Marla laughed, despite the bitter bile in her mouth. How dare he have the audacity to stand in front of her with those beautiful eyes full of anguish?

‘Yeah, I bet you can. Save your pathetic excuses for someone who’s interested, Gabe.’

She turned on her heel and ran, glad that she couldn’t hear footsteps behind her this time. If he’d have followed her, she may well have hit him and shattered one of his oh-so-perfect cheekbones.

Her heart leapt around in her chest as she hurled herself through her front door and threw the bolt across. Tears spilled unchecked down her cheeks as she leaned her back against the door and trembled with rage.

She wasn’t sure who she was most angry at. Gabe for being so damn typical, or herself for being such a gullible fool. Again.

Her hands shook as she forced herself to read the article properly.

Sordid life of undertaker at centre of local feud. Sleaze, drugs and strippers …

Marla dismissed the drugs thing out of hand; she was smart enough to see that one teenage caution for possession of a spliff had probably been sensationalised for the sake of a good headline.

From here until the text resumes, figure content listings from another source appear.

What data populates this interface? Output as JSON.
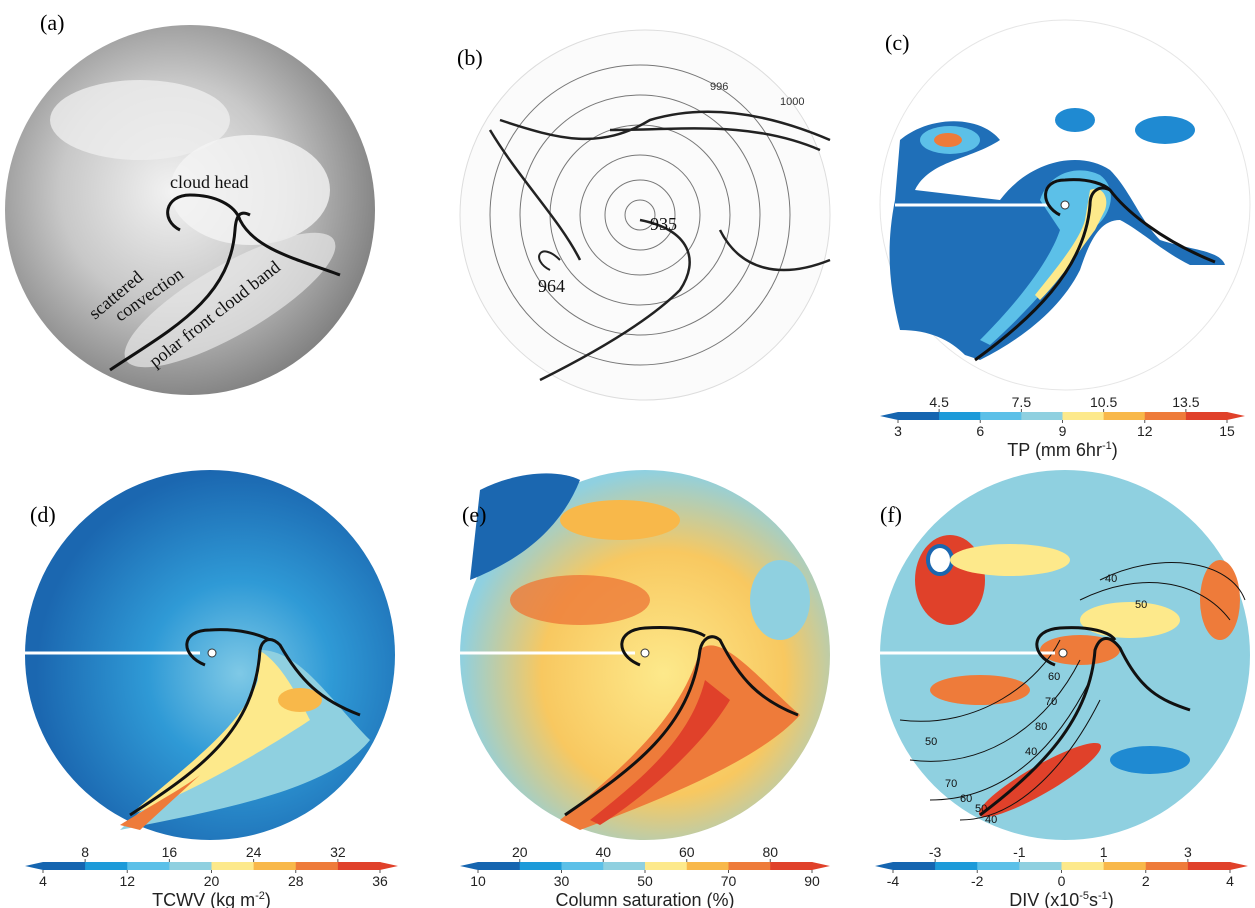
{
  "panels": [
    {
      "label": "(a)",
      "annotations": [
        "cloud head",
        "scattered",
        "convection",
        "polar front cloud band"
      ]
    },
    {
      "label": "(b)",
      "annotations": [
        "1000",
        "996",
        "935",
        "964"
      ]
    },
    {
      "label": "(c)",
      "colorbar": {
        "upper": [
          4.5,
          7.5,
          10.5,
          13.5
        ],
        "lower": [
          3,
          6,
          9,
          12,
          15
        ],
        "title": [
          "TP (mm 6hr",
          "-1",
          ")"
        ]
      }
    },
    {
      "label": "(d)",
      "colorbar": {
        "upper": [
          8,
          16,
          24,
          32
        ],
        "lower": [
          4,
          12,
          20,
          28,
          36
        ],
        "title": [
          "TCWV (kg m",
          "-2",
          ")"
        ]
      }
    },
    {
      "label": "(e)",
      "colorbar": {
        "upper": [
          20,
          40,
          60,
          80
        ],
        "lower": [
          10,
          30,
          50,
          70,
          90
        ],
        "title": [
          "Column saturation (%)"
        ]
      }
    },
    {
      "label": "(f)",
      "colorbar": {
        "upper": [
          -3,
          -1,
          1,
          3
        ],
        "lower": [
          -4,
          -2,
          0,
          2,
          4
        ],
        "title": [
          "DIV (x10",
          "-5",
          "s",
          "-1",
          ")"
        ]
      },
      "contour_labels": [
        "40",
        "50",
        "60",
        "70",
        "80",
        "40",
        "50",
        "70",
        "60",
        "50",
        "40"
      ]
    }
  ]
}
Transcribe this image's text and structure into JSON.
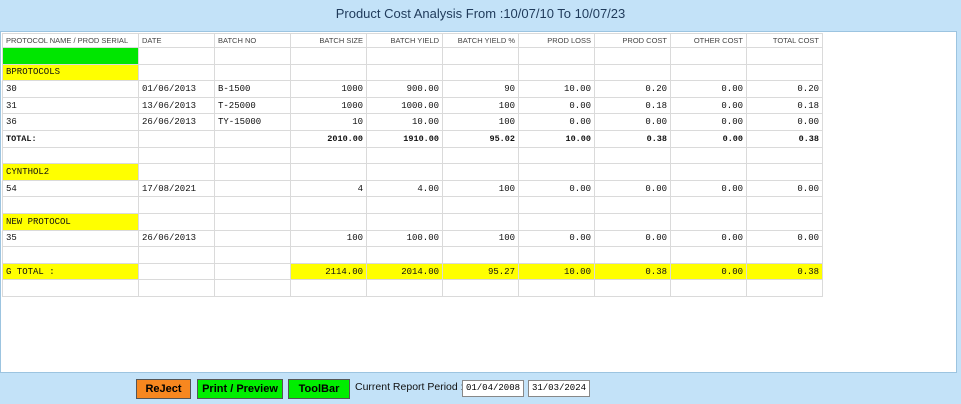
{
  "header": {
    "title": "Product Cost Analysis From :10/07/10 To 10/07/23"
  },
  "table": {
    "columns": [
      "PROTOCOL NAME / PROD SERIAL",
      "DATE",
      "BATCH NO",
      "BATCH SIZE",
      "BATCH YIELD",
      "BATCH YIELD %",
      "PROD LOSS",
      "PROD COST",
      "OTHER COST",
      "TOTAL COST"
    ],
    "rows": [
      null,
      [
        [
          "BPROTOCOLS"
        ]
      ],
      [
        "30",
        "01/06/2013",
        "B-1500",
        "1000",
        "900.00",
        "90",
        "10.00",
        "0.20",
        "0.00",
        "0.20"
      ],
      [
        "31",
        "13/06/2013",
        "T-25000",
        "1000",
        "1000.00",
        "100",
        "0.00",
        "0.18",
        "0.00",
        "0.18"
      ],
      [
        "36",
        "26/06/2013",
        "TY-15000",
        "10",
        "10.00",
        "100",
        "0.00",
        "0.00",
        "0.00",
        "0.00"
      ],
      [
        "TOTAL:",
        null,
        null,
        "2010.00",
        "1910.00",
        "95.02",
        "10.00",
        "0.38",
        "0.00",
        "0.38"
      ],
      null,
      [
        [
          "CYNTHOL2"
        ]
      ],
      [
        "54",
        "17/08/2021",
        null,
        "4",
        "4.00",
        "100",
        "0.00",
        "0.00",
        "0.00",
        "0.00"
      ],
      null,
      [
        [
          "NEW PROTOCOL"
        ]
      ],
      [
        "35",
        "26/06/2013",
        null,
        "100",
        "100.00",
        "100",
        "0.00",
        "0.00",
        "0.00",
        "0.00"
      ],
      null,
      [
        "G TOTAL :",
        null,
        null,
        "2114.00",
        "2014.00",
        "95.27",
        "10.00",
        "0.38",
        "0.00",
        "0.38"
      ],
      null
    ]
  },
  "footer": {
    "buttons": [
      "ReJect",
      "Print / Preview",
      "ToolBar"
    ],
    "period_label": "Current Report Period :",
    "period_from": "01/04/2008",
    "period_to": "31/03/2024"
  }
}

Even the stripper didn’t phase her that much. The picture was unsavoury, but Gabe was a man, and she wasn’t a prude. Sex addict? She wouldn’t have had him down as someone who frequented strip bars, but what did she really know of him, anyway? Going on his performance yesterday, she could safely conclude that sex was something he was well practised at.

But the wedding photograph? That really made her guts churn as if someone had stirred them with a big wooden spoon.

Gabe had been married – perhaps he still was.

How funny that he’d never thought to mention that particular gem when he’d chased her like a dog after a bone. Even after she’d shared her secrets with him, how her parents’ flippant attitude towards marriage had scarred her, still he’d not thought to mention that he’d already started his own collection of wedding rings on his bedside table.

But then if he had, he wouldn’t have been able to add her as another notch on his bedpost, would he? If the sleazy pictures on the front of the newspaper were anything to go by, he ought to be careful that his damn bed didn’t collapse altogether, she thought sourly.

Christ, she could have caught some hideous disease from him.

She started up the staircase towards the shower, every step too much trouble.

At least he’d taught her one valuable lesson. She’d been on the money with her initial instincts. She should never have let him under her guard.

It was ironic really, that in her desperation to not be like her mother, she was behaving more like her than ever.